Currently, I have created two 32-byte variables at specific memory addresses. myvar is at 0x8C200000, and myvar2 is at 0x8C204000, exactly 16kb away in memory. The idea is reading myvar, then myvar2, then myvar1 again should incur a cache hit, as they overlap in the direct memory mapping of the cache.
So what i've done is init the PMCR counter 1 to Operand cache read miss mode, like so:
Code: Select all
PMCR_Init(1, PMCR_OPERAND_CACHE_READ_MISS_MODE, PMCR_COUNT_CPU_CYCLES) ;
then I have a frameloop that runs over and over again. The idea is myvar and myvar2 are global variables (hence their absolute memory locations), and in the frameloop function, there is a local variable T, which I'm reading myvar and myvar2 into. First, I read myvar into T, to access memory location 0x8C200000 theoretically into cache, then print out the results. Then I restart the PMCR counter, which resets it back to 0 from last read, and starts it counting.
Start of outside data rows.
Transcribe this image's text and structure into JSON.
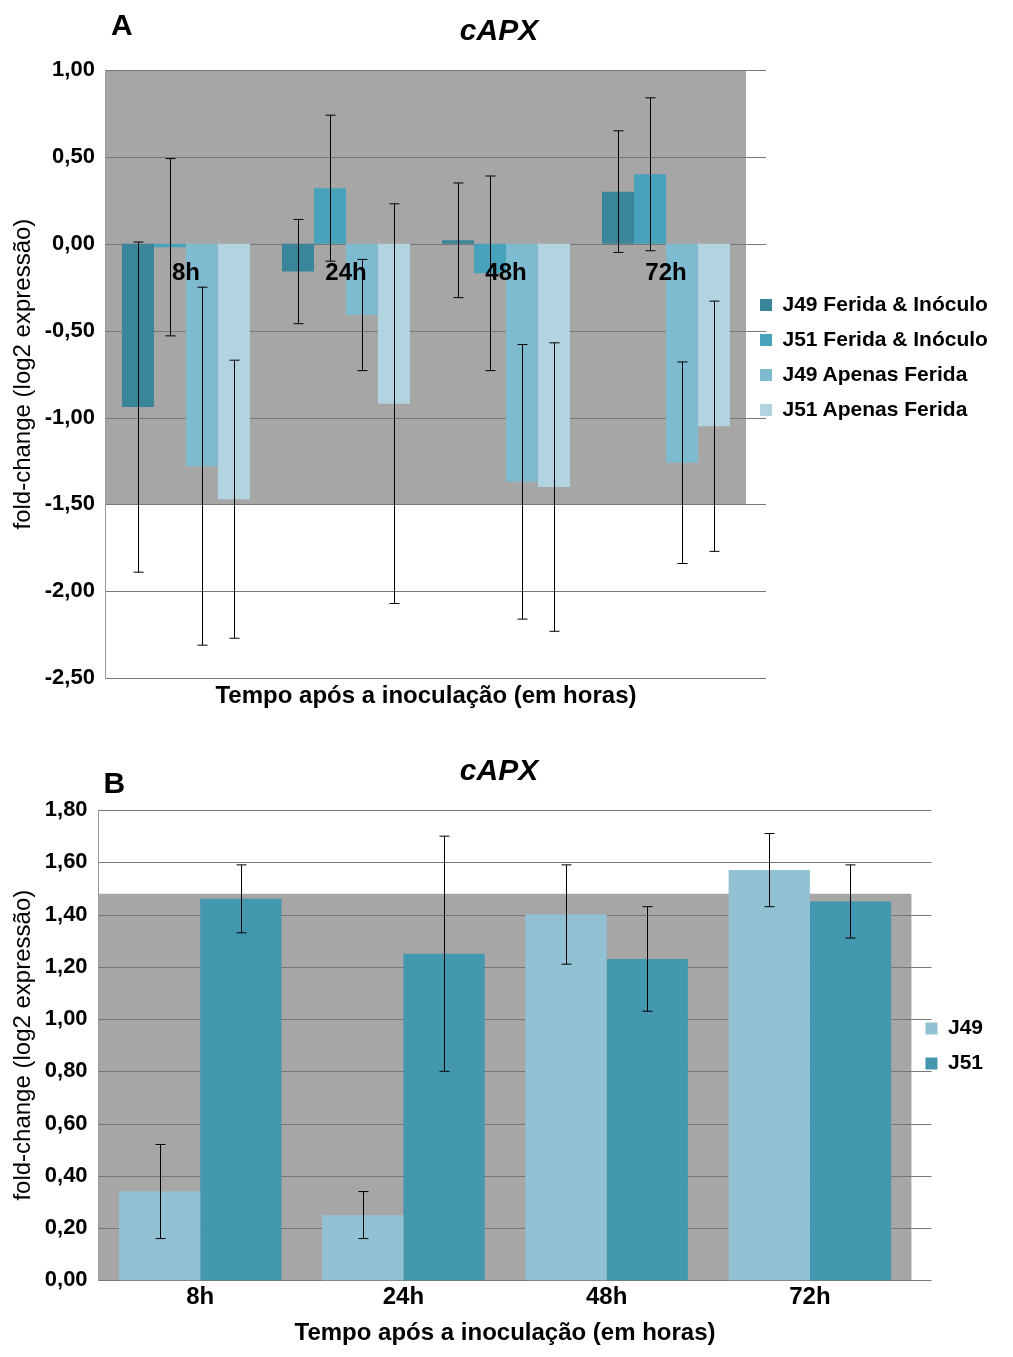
{
  "chart_data": [
    {
      "type": "bar",
      "title": "cAPX",
      "xlabel": "Tempo após a inoculação (em horas)",
      "ylabel": "fold-change (log2 expressão)",
      "annotations": [
        "A"
      ],
      "categories": [
        "8h",
        "24h",
        "48h",
        "72h"
      ],
      "series": [
        {
          "name": "J49 Ferida & Inóculo",
          "color": "#3a8599",
          "values": [
            -0.94,
            -0.16,
            0.02,
            0.3
          ],
          "errors": [
            0.95,
            0.3,
            0.33,
            0.35
          ]
        },
        {
          "name": "J51 Ferida & Inóculo",
          "color": "#47a2bc",
          "values": [
            -0.02,
            0.32,
            -0.17,
            0.4
          ],
          "errors": [
            0.51,
            0.42,
            0.56,
            0.44
          ]
        },
        {
          "name": "J49 Apenas Ferida",
          "color": "#7ebad0",
          "values": [
            -1.28,
            -0.41,
            -1.37,
            -1.26
          ],
          "errors": [
            1.03,
            0.32,
            0.79,
            0.58
          ]
        },
        {
          "name": "J51 Apenas Ferida",
          "color": "#b2d3e0",
          "values": [
            -1.47,
            -0.92,
            -1.4,
            -1.05
          ],
          "errors": [
            0.8,
            1.15,
            0.83,
            0.72
          ]
        }
      ],
      "ylim": [
        -2.5,
        1.0
      ],
      "yticks": [
        {
          "value": -2.5,
          "label": "-2,50"
        },
        {
          "value": -2,
          "label": "-2,00"
        },
        {
          "value": -1.5,
          "label": "-1,50"
        },
        {
          "value": -1,
          "label": "-1,00"
        },
        {
          "value": -0.5,
          "label": "-0,50"
        },
        {
          "value": 0,
          "label": "0,00"
        },
        {
          "value": 0.5,
          "label": "0,50"
        },
        {
          "value": 1,
          "label": "1,00"
        }
      ],
      "bands": [
        {
          "axis": "y",
          "from": -1.5,
          "to": 1.0,
          "color": "#a6a6a6"
        }
      ],
      "grid": "y",
      "legend": "right"
    },
    {
      "type": "bar",
      "title": "cAPX",
      "xlabel": "Tempo após a inoculação (em horas)",
      "ylabel": "fold-change (log2 expressão)",
      "annotations": [
        "B"
      ],
      "categories": [
        "8h",
        "24h",
        "48h",
        "72h"
      ],
      "series": [
        {
          "name": "J49",
          "color": "#92c1d3",
          "values": [
            0.34,
            0.25,
            1.4,
            1.57
          ],
          "errors": [
            0.18,
            0.09,
            0.19,
            0.14
          ]
        },
        {
          "name": "J51",
          "color": "#4398b0",
          "values": [
            1.46,
            1.25,
            1.23,
            1.45
          ],
          "errors": [
            0.13,
            0.45,
            0.2,
            0.14
          ]
        }
      ],
      "ylim": [
        0,
        1.8
      ],
      "yticks": [
        {
          "value": 0,
          "label": "0,00"
        },
        {
          "value": 0.2,
          "label": "0,20"
        },
        {
          "value": 0.4,
          "label": "0,40"
        },
        {
          "value": 0.6,
          "label": "0,60"
        },
        {
          "value": 0.8,
          "label": "0,80"
        },
        {
          "value": 1,
          "label": "1,00"
        },
        {
          "value": 1.2,
          "label": "1,20"
        },
        {
          "value": 1.4,
          "label": "1,40"
        },
        {
          "value": 1.6,
          "label": "1,60"
        },
        {
          "value": 1.8,
          "label": "1,80"
        }
      ],
      "bands": [
        {
          "axis": "y",
          "from": 0,
          "to": 1.48,
          "color": "#a6a6a6"
        }
      ],
      "grid": "y",
      "legend": "right"
    }
  ]
}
next, I read myvar2 into T, which access memory location 0x8C204000, which should overwrite the cache line myvar was at, invalidating the cache line and causing a cache read miss. After doing this, I read the counter into a 64-bit ValueRead variable, then print it out. All done like so:
Code: Select all
int T;
T = myvar[0];
printf("Prior to PMCR restart part 1: t = %d\n", T);
PMCR_Restart(1, PMCR_OPERAND_CACHE_READ_MISS_MODE, PMCR_COUNT_CPU_CYCLES) ;
T = myvar2[0];
ValueRead = PMCR_Read(1);
printf("PerfCount Cache Miss result: %llu\n", ValueRead);
printf("Post-PMCR read: t = %d\n", T);
The problem is ValueRead, the result of the counter, fluxuates wildly and doesn't appear to be counting cache misses this way. If I let it run in the loop, ValueRead will jump between 2-3 regularly. If I change the read inside the loop to T=myvar[0], which shouldn't invalidate the cache line, ValueRead will jump between 1-2 regularly, which to me looks like the cache line is indeed being used. But, again, the problem appears to be that the counter isn't actually counting the cache misses. I'm not sure what exactly it is counting, but it appears to just be counting CPU cycles since PMCR_Restart(1, PMCR_OPERAND_CACHE_READ_MISS_MODE, PMCR_COUNT_CPU_CYCLES), not the actual number of cache misses. If I stall for time inside the loop to make it eat up more time, then the ValueRead result of the counter will increase, even if i'm not reading or writing out to any other memory locations and thus can't be thrashing my cache.
Anyone ever tried to count cache misses using DreamHAL, and if so, any insight on how to do it properly?